I'm currently working on translating (and shortening...) our NESAT presentation for an upcoming conference in German, and this, together with some other things, has made me ponder how presentations at NESAT, but also other conferences, have changed during the past years. Or maybe I should really say decades, but that makes me feel old.
Back when I started out in Uni, standard was still having slides, and one of the guidelines that a tutoring archaeologist gave us was two slides (shown in parallel) per minute when you are planning your presentation.
Then came the advent of PowerPoint, and the utter freedom to have as much text, and as many pictures, as you wanted. In as quick a sequence as you wished to, because you're doing the clicking yourself and don't have to say "weiter" (or knock) so your helper puts in the next slide.

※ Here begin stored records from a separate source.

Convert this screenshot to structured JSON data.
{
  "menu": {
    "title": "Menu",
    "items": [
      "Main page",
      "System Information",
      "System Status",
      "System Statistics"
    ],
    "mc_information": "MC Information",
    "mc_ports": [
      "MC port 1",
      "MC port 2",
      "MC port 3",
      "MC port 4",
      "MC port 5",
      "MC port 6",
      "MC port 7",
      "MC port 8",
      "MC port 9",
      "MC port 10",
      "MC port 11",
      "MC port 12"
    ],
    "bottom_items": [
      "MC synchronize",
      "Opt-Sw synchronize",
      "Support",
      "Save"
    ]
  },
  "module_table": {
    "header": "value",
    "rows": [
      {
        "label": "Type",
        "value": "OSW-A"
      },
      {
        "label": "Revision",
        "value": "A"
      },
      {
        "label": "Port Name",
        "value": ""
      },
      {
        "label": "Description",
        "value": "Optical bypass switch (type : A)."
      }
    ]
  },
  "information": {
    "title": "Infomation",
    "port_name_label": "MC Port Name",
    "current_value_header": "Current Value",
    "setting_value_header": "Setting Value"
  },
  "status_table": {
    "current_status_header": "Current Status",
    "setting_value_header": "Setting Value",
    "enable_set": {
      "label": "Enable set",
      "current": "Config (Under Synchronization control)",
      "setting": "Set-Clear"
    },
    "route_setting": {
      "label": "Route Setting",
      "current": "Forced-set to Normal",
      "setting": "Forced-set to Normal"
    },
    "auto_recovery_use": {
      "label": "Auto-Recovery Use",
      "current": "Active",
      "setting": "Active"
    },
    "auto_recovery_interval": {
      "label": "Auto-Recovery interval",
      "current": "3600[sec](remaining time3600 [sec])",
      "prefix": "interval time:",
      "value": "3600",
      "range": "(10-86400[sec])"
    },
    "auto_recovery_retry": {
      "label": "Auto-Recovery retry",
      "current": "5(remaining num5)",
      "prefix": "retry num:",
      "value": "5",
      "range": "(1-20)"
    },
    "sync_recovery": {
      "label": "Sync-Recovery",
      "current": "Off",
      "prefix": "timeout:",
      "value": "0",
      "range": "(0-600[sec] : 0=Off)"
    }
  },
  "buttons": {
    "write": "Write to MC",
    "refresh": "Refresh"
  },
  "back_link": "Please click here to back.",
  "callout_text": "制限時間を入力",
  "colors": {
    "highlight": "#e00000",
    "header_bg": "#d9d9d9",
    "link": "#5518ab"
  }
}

At the last NESAT, we had one old-style paper presentation (with powerpoint, but the rest of how it was designed was really more like back when slides were the usual thing), and the rest of them were all "modern style". The big difference, for me, was that the old-style presentation was slow enough in both text and images that you had enough time to jot down the key points and you could even have made a quick sketch of the key parts of the images. With the modern style presentations, you stand no chance. Information density and slide speed is so high that you cannot write fast enough for all the key points, let alone try and sketch something. Very few exceptions apply, but for me, the way to get the most out of the papers in modern style is to write down the things I find important or interesting that the speaker says, but that are not written as bullet points on the corresponding slide - and I make a photo of the slide in addition to that.
Thinking back, this has changed over the past years too, I remember being able to write down more of the content that was presented. I don't think I have gotten that much slower in writing; my impression really is that the papers have become more densely packed with information all the time. (I do confess guilty of trying to fit as much into my presentations as possible, so I have definitely played my part in this development. Case in point - our NESAT presentation had 47 slides in total, for a run time of max 20 minutes. That's about 25.5 seconds per slide if you distribute the time equally.)
Looking at it like this, it's a small wonder we were all so tired after the conference days! It also seems to be quite different in other disciplines... which I also find very interesting. Maybe I should venture out to more neighbouring discipline conferences in the near future, to compare.